Heart Beat August 2012 Issue

Heart Beat: August 2012

HEART PALPITATIONS MAY PREDICT ONSET OF ATRIAL FIBRILLATION
While hypertension remains one of the strongest risk factors for atrial fibrillation (AF), palpitations also appear be a strong predictor for AF, too, according a study reported in a recent issue of the European Journal of Preventive Cardiology. Researchers found that men who experienced “frequent” palpitations faced a 91 percent greater risk of AF and women a 62 percent higher risk than those who did not have palpitations. The study also reaffirmed hypertension as a major risk factor for AF for men and women. Researchers say their findings emphasize the importance of greater blood pressure control, as well as the need to take palpitations seriously and have patients who experience palpitations undergo prolonged electrocardiogram monitoring. If you experience palpitations, you should report them to your doctor, explaining how often you have them, what you’re doing when they start, how long they last and what, if anything, helps them subside.
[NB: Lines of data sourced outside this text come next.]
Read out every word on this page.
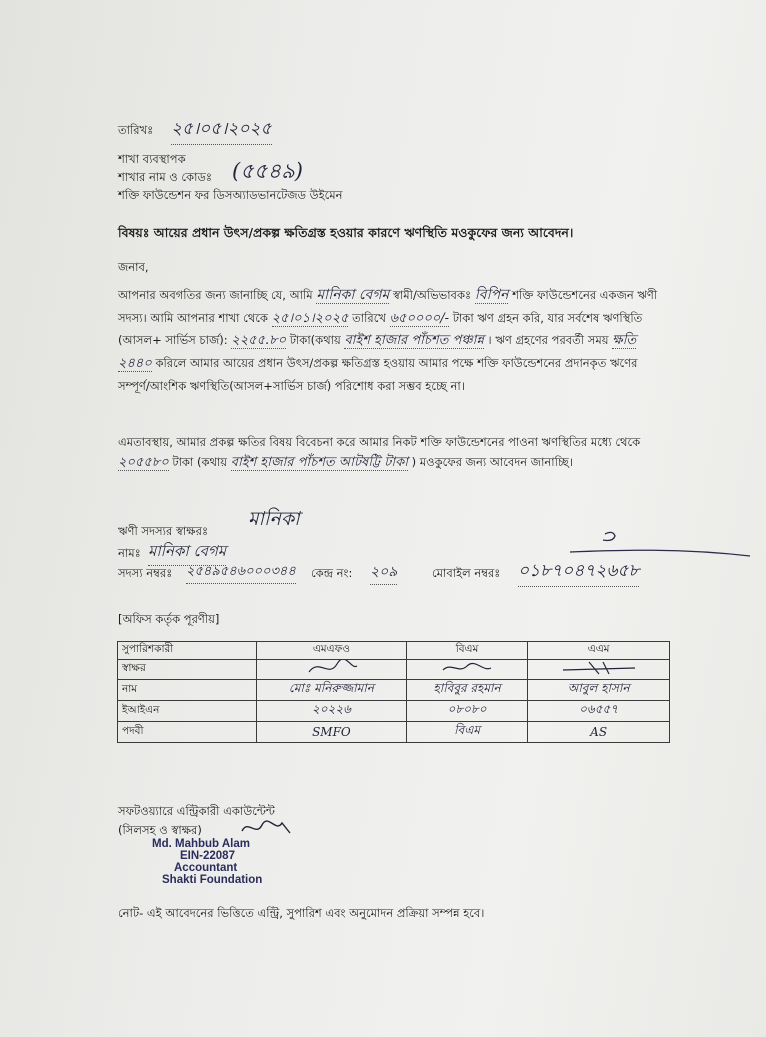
তারিখঃ ২৫।০৫।২০২৫
শাখা ব্যবস্থাপক
শাখার নাম ও কোডঃ (৫৫৪৯)
শক্তি ফাউন্ডেশন ফর ডিসঅ্যাডভানটেজড উইমেন
বিষয়ঃ আয়ের প্রধান উৎস/প্রকল্প ক্ষতিগ্রস্ত হওয়ার কারণে ঋণস্থিতি মওকুফের জন্য আবেদন।
জনাব,
আপনার অবগতির জন্য জানাচ্ছি যে, আমি মানিকা বেগম স্বামী/অভিভাবকঃ বিপিন শক্তি ফাউন্ডেশনের একজন ঋণী সদস্য। আমি আপনার শাখা থেকে ২৫।০১।২০২৫ তারিখে ৬৫০০০০/- টাকা ঋণ গ্রহন করি, যার সর্বশেষ ঋণস্থিতি (আসল+ সার্ভিস চার্জ): ২২৫৫.৮০ টাকা(কথায় বাইশ হাজার পাঁচশত পঞ্চান্ন । ঋণ গ্রহণের পরবর্তী সময় ক্ষতি ২৪৪০ করিলে আমার আয়ের প্রধান উৎস/প্রকল্প ক্ষতিগ্রস্ত হওয়ায় আমার পক্ষে শক্তি ফাউন্ডেশনের প্রদানকৃত ঋণের সম্পূর্ণ/আংশিক ঋণস্থিতি(আসল+সার্ভিস চার্জ) পরিশোধ করা সম্ভব হচ্ছে না।
এমতাবস্থায়, আমার প্রকল্প ক্ষতির বিষয় বিবেচনা করে আমার নিকট শক্তি ফাউন্ডেশনের পাওনা ঋণস্থিতির মধ্যে থেকে ২০৫৫৮০ টাকা (কথায় বাইশ হাজার পাঁচশত আটষট্টি টাকা ) মওকুফের জন্য আবেদন জানাচ্ছি।
ঋণী সদস্যর স্বাক্ষরঃ
মানিকা
নামঃ মানিকা বেগম
সদস্য নম্বরঃ ২৫৪৯৫৪৬০০০৩৪৪ কেন্দ্র নং: ২০৯	মোবাইল নম্বরঃ ০১৮৭০৪৭২৬৫৮
[অফিস কর্তৃক পূরণীয়]
সুপারিশকারী	এমএফও	বিএম	এএম
স্বাক্ষর			
নাম	মোঃ মনিরুজ্জামান	হাবিবুর রহমান	আবুল হাসান
ইআইএন	২০২২৬	০৮০৮০	০৬৫৫৭
পদবী	SMFO	বিএম	AS
সফটওয়্যারে এন্ট্রিকারী একাউন্টেন্ট
(সিলসহ ও স্বাক্ষর)
Md. Mahbub Alam
EIN-22087
Accountant
Shakti Foundation
নোট- এই আবেদনের ভিত্তিতে এন্ট্রি, সুপারিশ এবং অনুমোদন প্রক্রিয়া সম্পন্ন হবে।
STUDY HELPS MAKE A CASE FOR SMOKING-CESSATION DRUG
After the Canadian Medical Association Journal  (CMAJ) last year published a report suggesting that the smoking-cessation drug varenicline (Chantix) was associated with a higher “risk of adverse cardiovascular events,” various researchers questioned the way the CMAJ study was conducted. Now, a study published May 4, 2012 in the British Medical Journal (BMJ) finds that there is “no clinically or statistically significant increase in serious adverse cardiovascular events associated with using varenicline.” Researchers analyzed the findings of 22 trials involving more than 9,200 participants, and determined that the difference in risk between those on varenicline and those on placebo was 0.27 percent or about one quarter of one percent. They believe the conclusion of the CMAJ study was inconsistent with the small differences within the trials analyzed. Though it can have other potentially serious side effects, varenicline has been seen as a breakthrough in smoking cessation treatment by many smokers who struggled to quit before trying the drug. If you are trying to quit smoking, talk about varenicline with your doctor to see if it’s the right option for you.
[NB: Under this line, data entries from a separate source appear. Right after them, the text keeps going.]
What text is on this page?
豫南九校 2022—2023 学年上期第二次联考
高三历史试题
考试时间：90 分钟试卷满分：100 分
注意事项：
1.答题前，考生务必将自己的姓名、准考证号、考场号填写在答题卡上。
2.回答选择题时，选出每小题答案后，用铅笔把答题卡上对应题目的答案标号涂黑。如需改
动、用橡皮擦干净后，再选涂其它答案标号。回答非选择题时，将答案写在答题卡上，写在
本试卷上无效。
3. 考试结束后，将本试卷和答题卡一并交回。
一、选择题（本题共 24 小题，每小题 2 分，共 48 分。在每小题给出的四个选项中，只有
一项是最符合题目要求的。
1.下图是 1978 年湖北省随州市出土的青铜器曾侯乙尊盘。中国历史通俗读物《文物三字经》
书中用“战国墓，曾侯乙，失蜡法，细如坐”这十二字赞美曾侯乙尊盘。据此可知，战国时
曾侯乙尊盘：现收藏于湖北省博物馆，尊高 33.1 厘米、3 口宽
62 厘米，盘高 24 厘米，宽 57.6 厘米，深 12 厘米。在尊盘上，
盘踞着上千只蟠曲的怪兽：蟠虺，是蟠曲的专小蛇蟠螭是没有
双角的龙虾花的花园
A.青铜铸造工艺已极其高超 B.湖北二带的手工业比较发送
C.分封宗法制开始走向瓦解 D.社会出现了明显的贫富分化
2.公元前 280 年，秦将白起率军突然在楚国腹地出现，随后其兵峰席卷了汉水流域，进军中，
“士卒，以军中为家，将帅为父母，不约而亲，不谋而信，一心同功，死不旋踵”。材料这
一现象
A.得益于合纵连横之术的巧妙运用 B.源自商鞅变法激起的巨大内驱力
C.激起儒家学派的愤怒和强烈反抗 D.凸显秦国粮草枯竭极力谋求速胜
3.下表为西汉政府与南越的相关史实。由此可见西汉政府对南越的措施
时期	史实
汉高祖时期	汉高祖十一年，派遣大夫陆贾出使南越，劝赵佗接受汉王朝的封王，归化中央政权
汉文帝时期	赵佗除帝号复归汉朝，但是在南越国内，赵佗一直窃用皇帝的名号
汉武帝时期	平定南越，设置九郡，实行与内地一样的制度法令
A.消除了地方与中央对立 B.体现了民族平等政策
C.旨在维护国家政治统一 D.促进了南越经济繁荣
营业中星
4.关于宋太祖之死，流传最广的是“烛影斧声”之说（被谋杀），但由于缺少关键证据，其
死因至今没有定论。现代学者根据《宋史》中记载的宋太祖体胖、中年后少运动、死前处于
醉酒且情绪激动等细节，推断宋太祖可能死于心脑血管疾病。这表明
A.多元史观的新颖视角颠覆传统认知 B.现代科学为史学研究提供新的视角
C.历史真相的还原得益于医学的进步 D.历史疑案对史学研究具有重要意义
BENEFITS OF GASTRIC BYPASS LINGER YEARS AFTER SURGERY
Obese individuals who undergo gastric bypass surgery may experience reduced levels of triglycerides, total cholesterol, c-reactive protein and eight other risk factors for at least seven years after the procedure, according to a study presented at the Annual Meeting of the American Society for Metabolic & Bariatric Surgery (ASMBS) in June. Researchers say the study is the first to examine the gastric bypass surgery’s sustained cardiac benefits across so many risk factors. Gastric bypass surgery is a two-part operation. The first part involves the stapling the stomach so it is separated into a smaller upper section called the “pouch” and the larger lower section, which will not receive food you are eating. The second part of the procedure involves the connection of a section of small intestine to the pouch. Because food particles will go directly from the stomach to the small intestine, fewer calories will be absorbed. With a smaller stomach area and the direct route to the small intestines, gastric bypass patients should start to lose weight soon after the operation. Older adults may be eligible for the surgery, but your doctor could tell you whether you would be a good candidate. The study found that one in four patients who were on statins prior to the surgery were able to discontinue them because of improved cholesterol levels.
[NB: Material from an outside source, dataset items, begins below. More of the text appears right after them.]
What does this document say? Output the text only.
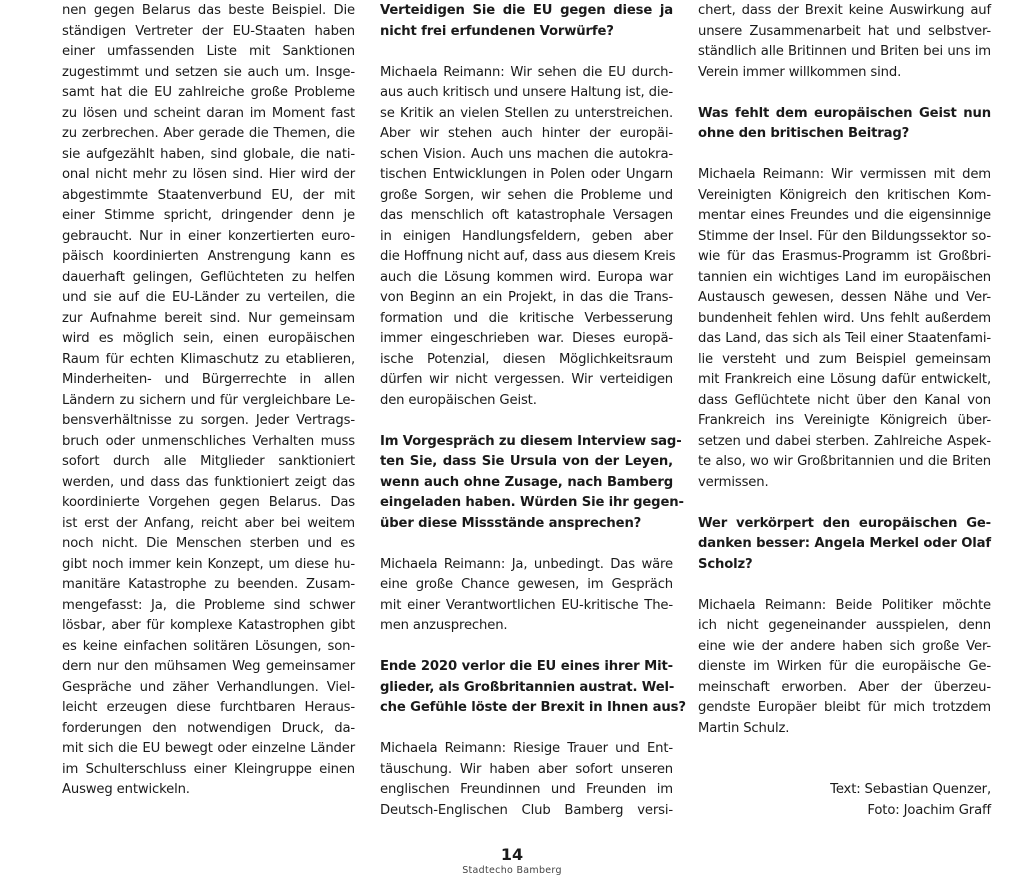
nen gegen Belarus das beste Beispiel. Die
ständigen Vertreter der EU-Staaten haben
einer umfassenden Liste mit Sanktionen
zugestimmt und setzen sie auch um. Insge-
samt hat die EU zahlreiche große Probleme
zu lösen und scheint daran im Moment fast
zu zerbrechen. Aber gerade die Themen, die
sie aufgezählt haben, sind globale, die nati-
onal nicht mehr zu lösen sind. Hier wird der
abgestimmte Staatenverbund EU, der mit
einer Stimme spricht, dringender denn je
gebraucht. Nur in einer konzertierten euro-
päisch koordinierten Anstrengung kann es
dauerhaft gelingen, Geflüchteten zu helfen
und sie auf die EU-Länder zu verteilen, die
zur Aufnahme bereit sind. Nur gemeinsam
wird es möglich sein, einen europäischen
Raum für echten Klimaschutz zu etablieren,
Minderheiten- und Bürgerrechte in allen
Ländern zu sichern und für vergleichbare Le-
bensverhältnisse zu sorgen. Jeder Vertrags-
bruch oder unmenschliches Verhalten muss
sofort durch alle Mitglieder sanktioniert
werden, und dass das funktioniert zeigt das
koordinierte Vorgehen gegen Belarus. Das
ist erst der Anfang, reicht aber bei weitem
noch nicht. Die Menschen sterben und es
gibt noch immer kein Konzept, um diese hu-
manitäre Katastrophe zu beenden. Zusam-
mengefasst: Ja, die Probleme sind schwer
lösbar, aber für komplexe Katastrophen gibt
es keine einfachen solitären Lösungen, son-
dern nur den mühsamen Weg gemeinsamer
Gespräche und zäher Verhandlungen. Viel-
leicht erzeugen diese furchtbaren Heraus-
forderungen den notwendigen Druck, da-
mit sich die EU bewegt oder einzelne Länder
im Schulterschluss einer Kleingruppe einen
Ausweg entwickeln.
Verteidigen Sie die EU gegen diese ja
nicht frei erfundenen Vorwürfe?
Michaela Reimann: Wir sehen die EU durch-
aus auch kritisch und unsere Haltung ist, die-
se Kritik an vielen Stellen zu unterstreichen.
Aber wir stehen auch hinter der europäi-
schen Vision. Auch uns machen die autokra-
tischen Entwicklungen in Polen oder Ungarn
große Sorgen, wir sehen die Probleme und
das menschlich oft katastrophale Versagen
in einigen Handlungsfeldern, geben aber
die Hoffnung nicht auf, dass aus diesem Kreis
auch die Lösung kommen wird. Europa war
von Beginn an ein Projekt, in das die Trans-
formation und die kritische Verbesserung
immer eingeschrieben war. Dieses europä-
ische Potenzial, diesen Möglichkeitsraum
dürfen wir nicht vergessen. Wir verteidigen
den europäischen Geist.
Im Vorgespräch zu diesem Interview sag-
ten Sie, dass Sie Ursula von der Leyen,
wenn auch ohne Zusage, nach Bamberg
eingeladen haben. Würden Sie ihr gegen-
über diese Missstände ansprechen?
Michaela Reimann: Ja, unbedingt. Das wäre
eine große Chance gewesen, im Gespräch
mit einer Verantwortlichen EU-kritische The-
men anzusprechen.
Ende 2020 verlor die EU eines ihrer Mit-
glieder, als Großbritannien austrat. Wel-
che Gefühle löste der Brexit in Ihnen aus?
Michaela Reimann: Riesige Trauer und Ent-
täuschung. Wir haben aber sofort unseren
englischen Freundinnen und Freunden im
Deutsch-Englischen Club Bamberg versi-
chert, dass der Brexit keine Auswirkung auf
unsere Zusammenarbeit hat und selbstver-
ständlich alle Britinnen und Briten bei uns im
Verein immer willkommen sind.
Was fehlt dem europäischen Geist nun
ohne den britischen Beitrag?
Michaela Reimann: Wir vermissen mit dem
Vereinigten Königreich den kritischen Kom-
mentar eines Freundes und die eigensinnige
Stimme der Insel. Für den Bildungssektor so-
wie für das Erasmus-Programm ist Großbri-
tannien ein wichtiges Land im europäischen
Austausch gewesen, dessen Nähe und Ver-
bundenheit fehlen wird. Uns fehlt außerdem
das Land, das sich als Teil einer Staatenfami-
lie versteht und zum Beispiel gemeinsam
mit Frankreich eine Lösung dafür entwickelt,
dass Geflüchtete nicht über den Kanal von
Frankreich ins Vereinigte Königreich über-
setzen und dabei sterben. Zahlreiche Aspek-
te also, wo wir Großbritannien und die Briten
vermissen.
Wer verkörpert den europäischen Ge-
danken besser: Angela Merkel oder Olaf
Scholz?
Michaela Reimann: Beide Politiker möchte
ich nicht gegeneinander ausspielen, denn
eine wie der andere haben sich große Ver-
dienste im Wirken für die europäische Ge-
meinschaft erworben. Aber der überzeu-
gendste Europäer bleibt für mich trotzdem
Martin Schulz.
Text: Sebastian Quenzer,
Foto: Joachim Graff
14
Stadtecho Bamberg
DIET PLUS EXERCISE IS MOST EFFECTIVE IN REDUCING CARDIOMETABOLIC RISK
Obese, older adults can reduce their risk of developing metabolic syndrome by losing weight through diet alone. But they’ll see even greater benefits if they add exercise to their weekly routine. A study presented at the Endocrine Society’s annual meeting in June noted that diet-induced weight loss and frequent exercise nearly doubled the improvement of insulin sensitivity compared with just dieting alone. Metabolic syndrome is a collection of cardiovascular risk factors, including high blood glucose, large waist circumference, high blood pressure and abnormal cholesterol levels. Improving insulin sensitivity helps the body reduce glucose levels in the bloodstream.